Всё так, но можно ли взять назад сотни нежных, захлебывающихся, хрипящих «да!», выцелованных, выпрошенных, выпотрошенных из нее языком, руками, животом Любимого? Можно ли подменить их уклончивым «да, но…» или куда более честным «нет»? Можно, конечно, можно, но это будет означать начало конца. Потому что любовь не терпит отступления. Любовь похожа на ненасытного завоевателя, которому всегда мало побед; она подчиняет себе все больше и больше пространств, пока не исчезает вовсе, рассеявшись в захваченной бесконечности.

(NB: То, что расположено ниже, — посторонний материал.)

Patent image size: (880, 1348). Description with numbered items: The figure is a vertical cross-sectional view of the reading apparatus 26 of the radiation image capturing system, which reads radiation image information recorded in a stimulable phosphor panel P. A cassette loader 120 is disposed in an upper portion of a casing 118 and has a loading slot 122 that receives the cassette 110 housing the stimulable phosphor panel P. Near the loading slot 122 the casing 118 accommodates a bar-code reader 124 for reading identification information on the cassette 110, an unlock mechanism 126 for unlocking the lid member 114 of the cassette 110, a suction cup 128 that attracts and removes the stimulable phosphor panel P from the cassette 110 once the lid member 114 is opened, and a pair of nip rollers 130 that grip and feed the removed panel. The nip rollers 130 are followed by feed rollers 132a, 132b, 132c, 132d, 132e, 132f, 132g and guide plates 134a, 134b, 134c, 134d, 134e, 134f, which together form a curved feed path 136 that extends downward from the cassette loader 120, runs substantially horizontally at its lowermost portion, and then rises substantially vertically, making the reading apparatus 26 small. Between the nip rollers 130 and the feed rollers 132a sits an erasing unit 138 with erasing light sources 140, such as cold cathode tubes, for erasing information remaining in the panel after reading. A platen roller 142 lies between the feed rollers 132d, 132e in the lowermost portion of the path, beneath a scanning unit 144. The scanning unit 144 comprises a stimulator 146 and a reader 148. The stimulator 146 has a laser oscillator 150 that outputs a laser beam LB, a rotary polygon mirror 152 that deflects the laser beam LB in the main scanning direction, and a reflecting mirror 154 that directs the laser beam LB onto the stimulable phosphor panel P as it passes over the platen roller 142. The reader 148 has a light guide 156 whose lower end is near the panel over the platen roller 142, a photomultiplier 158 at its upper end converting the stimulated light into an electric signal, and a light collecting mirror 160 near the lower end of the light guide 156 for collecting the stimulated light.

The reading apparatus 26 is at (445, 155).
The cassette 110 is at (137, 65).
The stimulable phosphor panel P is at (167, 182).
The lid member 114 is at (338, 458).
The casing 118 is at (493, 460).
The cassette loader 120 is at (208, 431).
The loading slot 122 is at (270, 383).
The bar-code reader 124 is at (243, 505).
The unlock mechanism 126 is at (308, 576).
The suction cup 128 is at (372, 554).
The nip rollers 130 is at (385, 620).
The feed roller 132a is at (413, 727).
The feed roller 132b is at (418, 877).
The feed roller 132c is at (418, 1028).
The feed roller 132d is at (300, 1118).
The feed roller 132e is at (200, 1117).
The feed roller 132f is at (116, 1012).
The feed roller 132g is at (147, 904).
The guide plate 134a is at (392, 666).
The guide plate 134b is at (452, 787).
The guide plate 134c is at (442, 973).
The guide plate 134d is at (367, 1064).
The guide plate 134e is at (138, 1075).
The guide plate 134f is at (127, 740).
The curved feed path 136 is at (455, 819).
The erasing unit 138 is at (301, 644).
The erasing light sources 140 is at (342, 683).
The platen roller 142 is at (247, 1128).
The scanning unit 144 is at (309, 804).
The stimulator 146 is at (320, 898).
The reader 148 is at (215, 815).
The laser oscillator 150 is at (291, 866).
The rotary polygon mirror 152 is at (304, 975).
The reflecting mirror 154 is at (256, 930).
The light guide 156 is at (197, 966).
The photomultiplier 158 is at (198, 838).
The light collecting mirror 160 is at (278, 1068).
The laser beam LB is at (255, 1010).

Что же получается, Анна Денисовна?
Тупик — вот что.
Как ни маневрируй, как ни сортируй, как ни переставляй вагоны своего поезда, отсюда возможна только одна дорога — назад, к скучным, постылым станциям повседневной рутины. К станциям, чьи привокзальные площади похожи на невольничьи рынки, где не живут, а выживают, где тянут лямку неизвестно зачем и неизвестно куда, где единственная сомнительная радость заключается в том, чтобы по-собачьи «выгулять гормоны» и по-собачьи разбежаться в разные стороны.
Анька смотрит в окно, на грустный портрет Соболевой Анны Денисовны. По щекам Анны Денисовны катятся слезы. Она быстро достает платочек. Слава богу, никто не видит: в салоне по-прежнему малолюдно. Что уж теперь плакать? Если иного выхода нет, остается одно: как можно дольше продержаться в этом тупике. Остается врать. Врать мужу Славе о том, что «у них все в порядке». Врать Любимому о том, что она уйдет от Славы. Врать самой себе, что иного выхода нет. Лучше врать и жить, чем сказать правду и сдохнуть, умереть заживо. Вот и все, очень просто.
Она шмыгает носом в платочек, достает из сумочки зеркальце, проверяет размеры ущерба. Вроде ничего страшного. Сколько времени она уже ведет этот ежевечерний диалог сама с собой — месяц?.. полтора? Ничего не попишешь, постоянный маршрут предполагает регулярное повторение одних и тех же станций. Станцуем, красивая? Конечно, станцуем. Завтра будет новый день, все сначала. Не так уж плохо, если разобраться. Анька мотает головой, отгоняя невеселые мысли. Вот так. Не думать о зеленой обезьяне? Это мы запросто, без проблем…
Двойной желтый «Икарус» перемахивает через улицу Тореза и мчится вдоль темного массива Сосновки. Из-за оконного стекла на Аньку таращится черный беспросветный декабрь. «Уж хоть бы снег пошел…» — думает она, и тут же, как по заказу, начинает падать снег. А может, все случилось ровно наоборот: сначала пошел снег, а уже потом она подумала? Как говорит Робертино, правильный тайминг — залог точного предвидения. Анька вспоминает шуточки Шпрыгина и улыбается. Слезы просохли; за окном качается белая сплошная пелена. Не пропустить бы свою остановку…
Она выходит из автобуса, махнув на прощанье шоферу, делает шаг и замирает от чудной красоты мира. Ветра нет; крупные хлопья мягко падают в пушистую белизну из бархатной черноты неба. От снега светло, как днем, светло и чисто. Под ногами — белый деликатный хруст, наст чист… как чисто, господи, как чисто и хорошо! Нет на земле ни грязи, ни слякоти, ни ноздреватой наледи-нелюди. Нет злобы, насилия, толкотни. Нет тесного, унизительного, немыслимого быта. Нет несчастья, нет рабства, нет гадства бесконечной битвы за выживание, за жратву, за жилплощадь. Нет тупика. Есть только этот чудный свет, наст, хруст… — и радость, и счастье.